Data Testing: The Missing Component of Data Quality

Data quality in production is incomplete without proper data testing. In this article, you will learn the basics of data testing and how to get started.

Sandesh Gawande

Jul. 01, 23 · Analysis

Likes (1)

Comment

Save

5.4K Views

Data Quality is crucial for systems such as data warehouses, MDM, CRM, and other data-centric projects. However, DQ is often ignored in development until the system is fully operational in production. This results in a large gap in data quality as there was minimal or no testing done during the development phase of the project.

Data is like a product, and the data system is like a factory that produces it. In a factory, quality is split into two components: quality assurance and quality control. Let’s dive deeper and understand these concepts and how they apply to data quality.

Quality Assurance (QA) vs. Quality Control (QC)

QA: The quality of the raw materials and the processing methods are verified by QA processes during product manufacturing to ensure minimum defects in the final product.

QC: Even after QA, there will still be some gaps in manufacturing that are not caught by the QA processes, and that is why there is a final process of QC that checks the final product.


QUALITY ASSURANCE	QUALITY CONTROL
Focus on processing to prevent defects in the product.	Identifying defects in the product before delivery.
Proactive	Reactive
Quality of the raw material input	Focus on the final product
Focus on processes
Process Orchestration

How do the QA and QC concepts from manufacturing apply to the data domain? What are the shortcomings of the traditional data quality methods where data testing is often ignored?

Limitation of Legacy Data Quality Approach

The above comparison shows that DQ in the postproduction phase is QC, which is just 50% of the DQ process. The other 50% is Quality Assurance or Data Testing in development is missing. Here are a few shortcomings of traditional data quality:

ETL Testing: Data quality tools are designed to test the data and not for ETL testing.
Too Little, Too Late: Data Quality processes are only applied when the final data is delivered in production. By this time, the defective data system is already in production.
Garbage In, Garbage Out: The raw data that was used during development was never tested. So, the developer was not aware of all the permutations and combinations of data that were possible.
Bad Process Results in Bad Data: The data processes that transform the data itself might be incorrect, and that will result in poor-quality data.
Incorrect Orchestration of Data Processes: Usually, data processing is the execution of various data processes in a particular order and time. This is required to integrate data from multiple sources into a single unified view.
Incorrect Data Schema: If the data model has issues such as incorrect data types, wrong data type lengths, precisions, or missing constraints, then many data issues will later pop up in production data.

Remember, these issues can only be dealt with during the development phase of the project by implementing proper QA or data testing.

Understanding Data Testing

Data Testing is a method to test and certify the data and the data processes before deploying the code in production. It consists of raw data testing, ETL testing, and process orchestration.

Data testing consists of the following activities.

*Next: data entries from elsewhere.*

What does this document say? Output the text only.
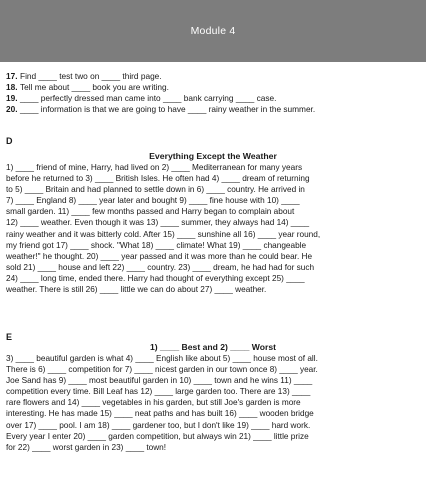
Module 4
17. Find ____ test two on ____ third page.
18. Tell me about ____ book you are writing.
19. ____ perfectly dressed man came into ____ bank carrying ____ case.
20. ____ information is that we are going to have ____ rainy weather in the summer.
D

Everything Except the Weather

1) ____ friend of mine, Harry, had lived on 2) ____ Mediterranean for many years
before he returned to 3) ____ British Isles. He often had 4) ____ dream of returning
to 5) ____ Britain and had planned to settle down in 6) ____ country. He arrived in
7) ____ England 8) ____ year later and bought 9) ____ fine house with 10) ____
small garden. 11) ____ few months passed and Harry began to complain about
12) ____ weather. Even though it was 13) ____ summer, they always had 14) ____
rainy weather and it was bitterly cold. After 15) ____ sunshine all 16) ____ year round,
my friend got 17) ____ shock. "What 18) ____ climate! What 19) ____ changeable
weather!" he thought. 20) ____ year passed and it was more than he could bear. He
sold 21) ____ house and left 22) ____ country. 23) ____ dream, he had had for such
24) ____ long time, ended there. Harry had thought of everything except 25) ____
weather. There is still 26) ____ little we can do about 27) ____ weather.

E

1) ____ Best and 2) ____ Worst

3) ____ beautiful garden is what 4) ____ English like about 5) ____ house most of all.
There is 6) ____ competition for 7) ____ nicest garden in our town once 8) ____ year.
Joe Sand has 9) ____ most beautiful garden in 10) ____ town and he wins 11) ____
competition every time. Bill Leaf has 12) ____ large garden too. There are 13) ____
rare flowers and 14) ____ vegetables in his garden, but still Joe's garden is more
interesting. He has made 15) ____ neat paths and has built 16) ____ wooden bridge
over 17) ____ pool. I am 18) ____ gardener too, but I don't like 19) ____ hard work.
Every year I enter 20) ____ garden competition, but always win 21) ____ little prize
for 22) ____ worst garden in 23) ____ town!
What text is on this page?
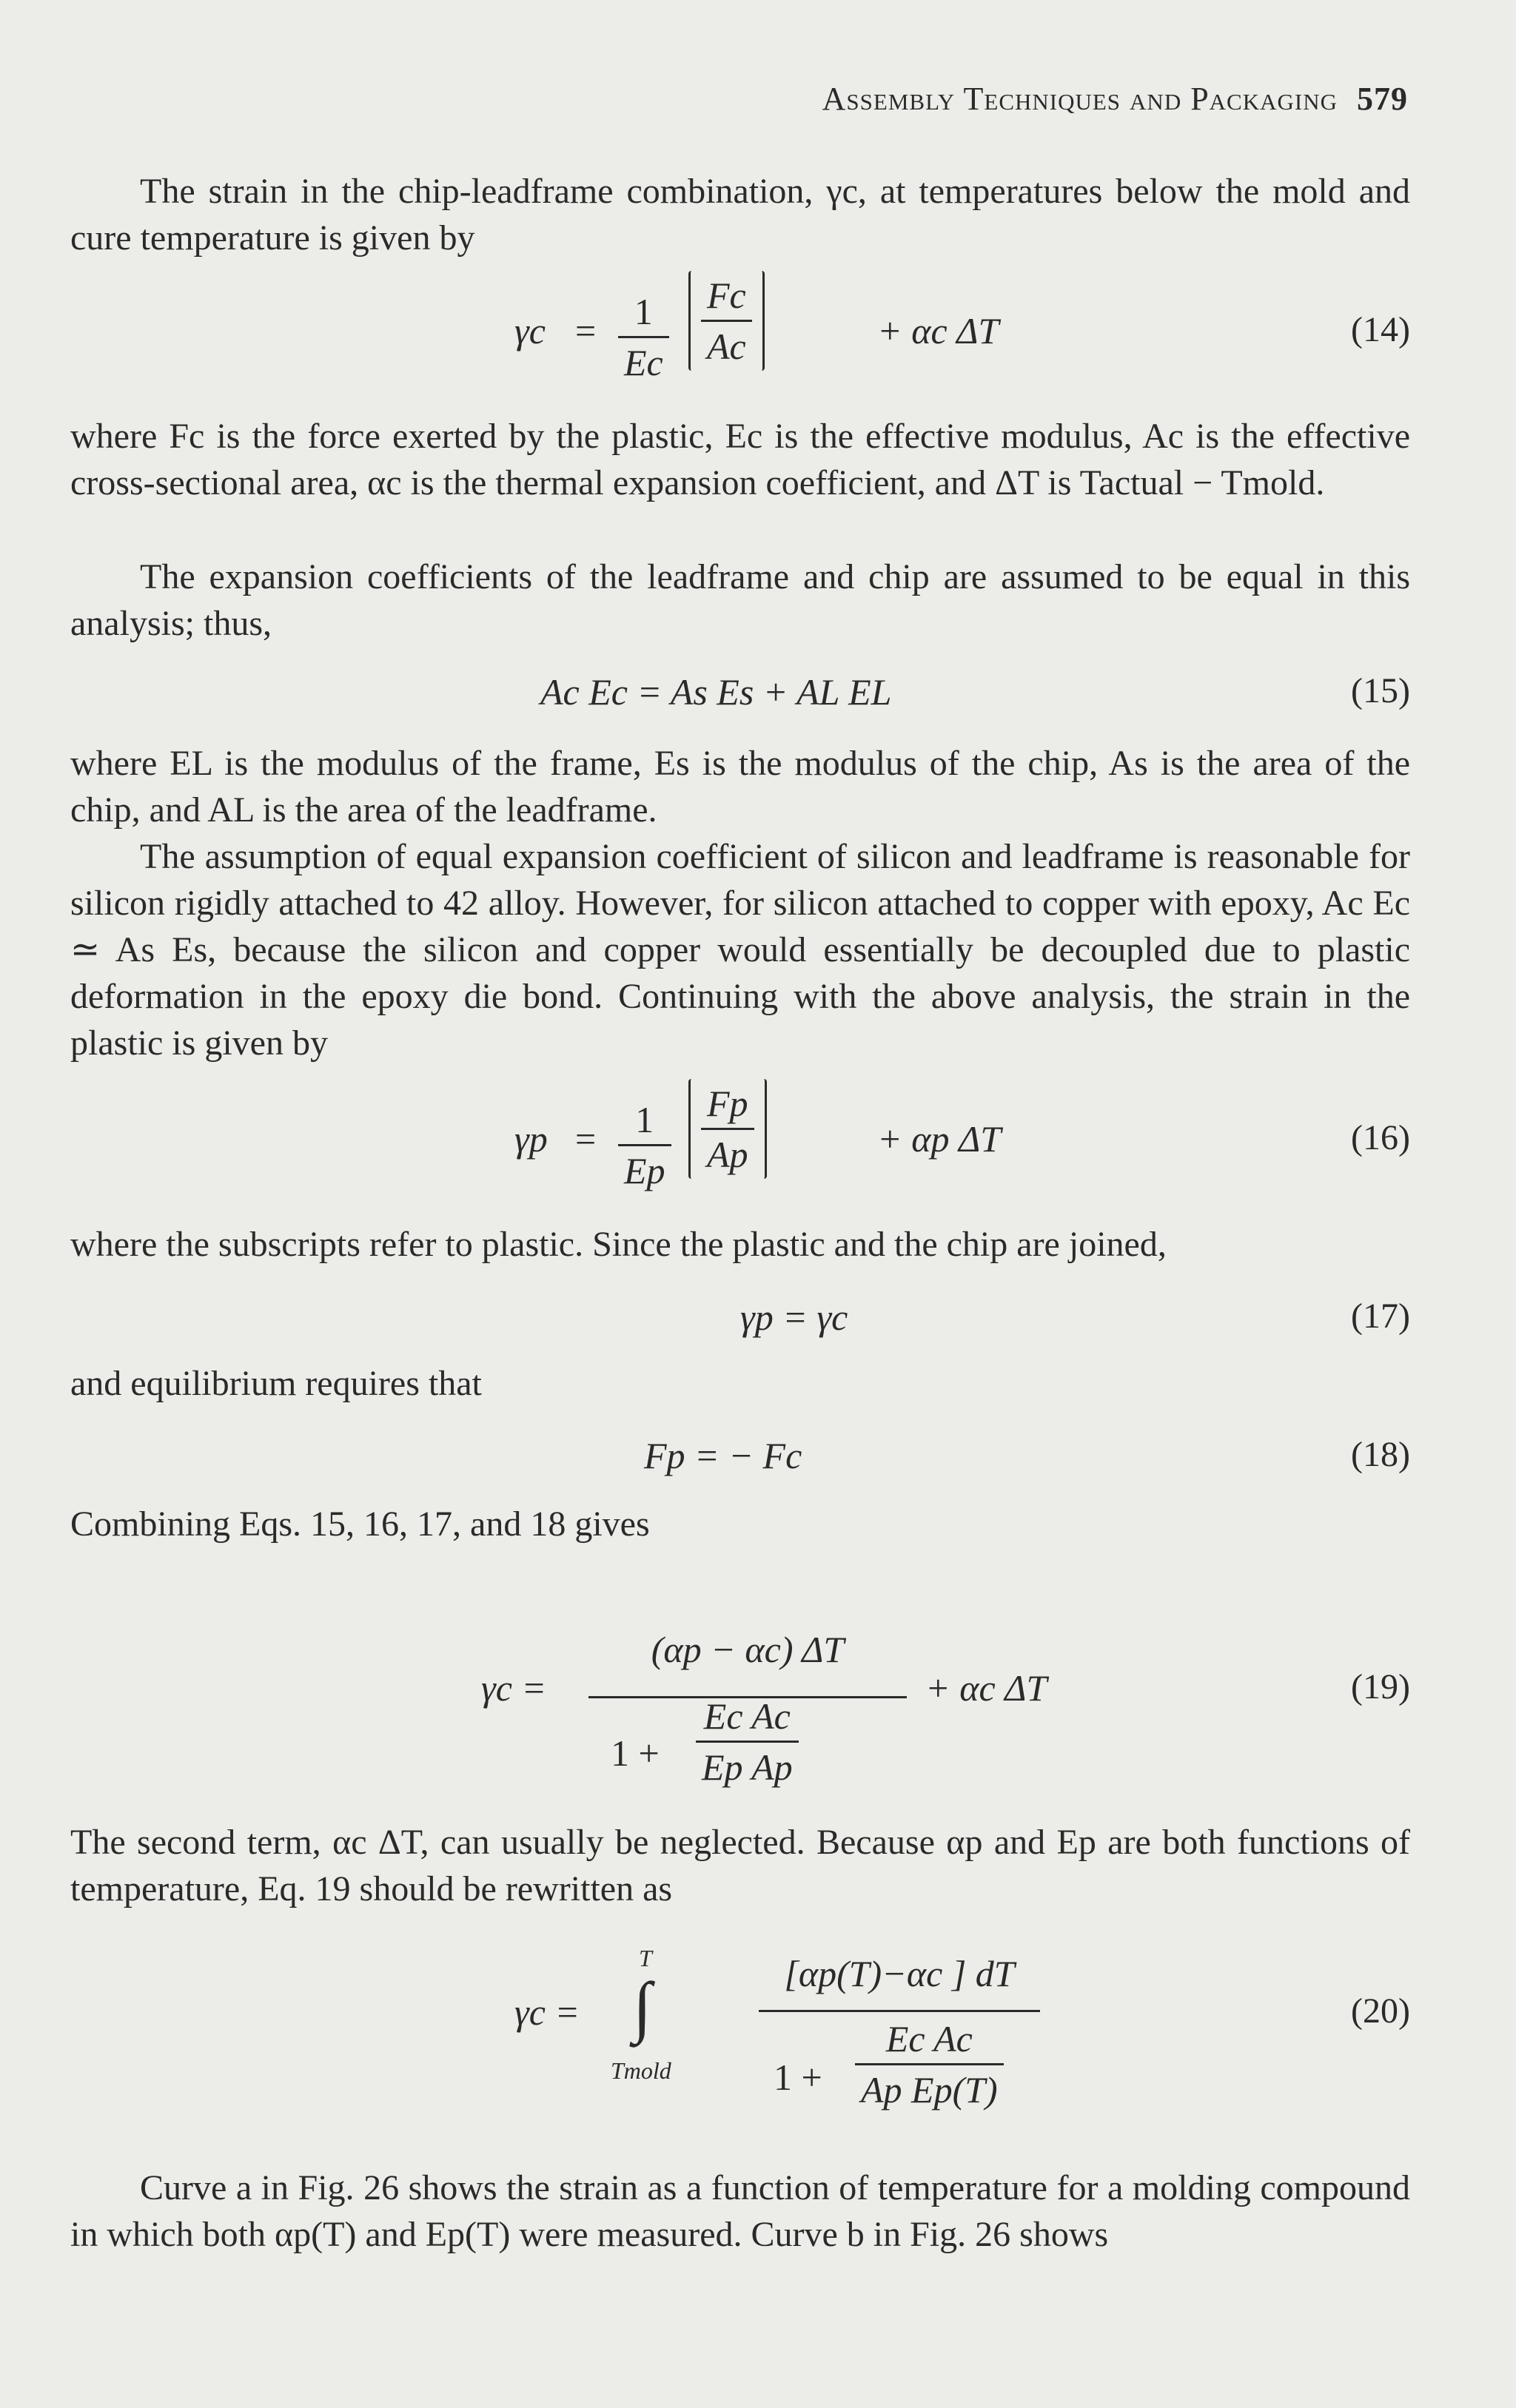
Assembly Techniques and Packaging 579
The strain in the chip-leadframe combination, γc, at temperatures below the mold and cure temperature is given by
$\gamma c = \frac{1}{Ec} \frac{Fc}{Ac}$	+ αc ΔT	(14)
where Fc is the force exerted by the plastic, Ec is the effective modulus, Ac is the effective cross-sectional area, αc is the thermal expansion coefficient, and ΔT is Tactual − Tmold.
The expansion coefficients of the leadframe and chip are assumed to be equal in this analysis; thus,
Ac Ec = As Es + AL EL	(15)
where EL is the modulus of the frame, Es is the modulus of the chip, As is the area of the chip, and AL is the area of the leadframe.
The assumption of equal expansion coefficient of silicon and leadframe is reasonable for silicon rigidly attached to 42 alloy. However, for silicon attached to copper with epoxy, Ac Ec ≃ As Es, because the silicon and copper would essentially be decoupled due to plastic deformation in the epoxy die bond. Continuing with the above analysis, the strain in the plastic is given by
$\gamma p = \frac{1}{Ep} \frac{Fp}{Ap}$	+ αp ΔT	(16)
where the subscripts refer to plastic. Since the plastic and the chip are joined,
γp = γc	(17)
and equilibrium requires that
Fp = − Fc	(18)
Combining Eqs. 15, 16, 17, and 18 gives
γc =
(αp − αc) ΔT
$1 + \frac{\text{Ec Ac}}{\text{Ep Ap}}$
+ αc ΔT	(19)
The second term, αc ΔT, can usually be neglected. Because αp and Ep are both functions of temperature, Eq. 19 should be rewritten as
γc =
T
∫
Tmold
[αp(T)−αc ] dT
$1 + \frac{\text{Ec Ac}}{\text{Ap Ep(T)}}$
(20)
Curve a in Fig. 26 shows the strain as a function of temperature for a molding compound in which both αp(T) and Ep(T) were measured. Curve b in Fig. 26 shows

	Testing raw data to ensure the data is as expected.
	Testing the ETL process to ensure it is coded correctly and transforming the data as per the requirements.
	Business validation of the output of the data generated by the ETL process.

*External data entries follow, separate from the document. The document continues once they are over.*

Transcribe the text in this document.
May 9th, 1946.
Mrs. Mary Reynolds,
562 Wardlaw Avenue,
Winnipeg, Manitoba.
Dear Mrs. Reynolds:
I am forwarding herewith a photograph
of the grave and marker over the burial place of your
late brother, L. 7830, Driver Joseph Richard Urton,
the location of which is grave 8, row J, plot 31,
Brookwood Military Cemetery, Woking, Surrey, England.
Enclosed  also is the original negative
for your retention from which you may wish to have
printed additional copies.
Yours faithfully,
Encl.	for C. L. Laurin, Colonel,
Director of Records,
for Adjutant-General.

Getting Started With Data Testing

A major part of data testing involves testing ETL processes. In iceDQ, this is done by implementing the following steps:

1. Identify the Process for Testing

Identify the data process that is tested. In this case, we are taking the “LOAD_EMP_DATA” process.
Find the source database. Here, it is “ADVENTURE WORKS DB,” and the schema is “HR”
Find the destination database “EDW_DB.”

2. Find the Source and Target Tables Used by the Data Process

The source table is “EMPLOYEE.”
The destination table is “EMPLOYEE_DIM.”

3. Connecting to Databases

Create a connection to the source database from where the data is read by the process.
Create another connection for the target database where the processed data is loaded.

4. Creating and Executing Data Testing Rules

In this case, most of the data transformation is happening for the employee’s name.
The source has a “first name” and “last name” as columns.
However, the destination has a complete name.
The data transformation combines the first and last names to provide the complete name.
Hence, a check is created to reconcile the data transformation.

5. Reviewing the Output of Data

Once the test is executed, iceDQ will generate data exceptions that show the defects in data transformations, as highlighted below.
Based on the defects, the data process is certified or rejected.

Conclusion

We at iceDQ believe that data quality is not just a production concept, but equal or more efforts are put into data testing during development. A combined approach of Data Testing during development and Data Monitoring in production will provide the best outcome for data quality, and that too in a very effective way.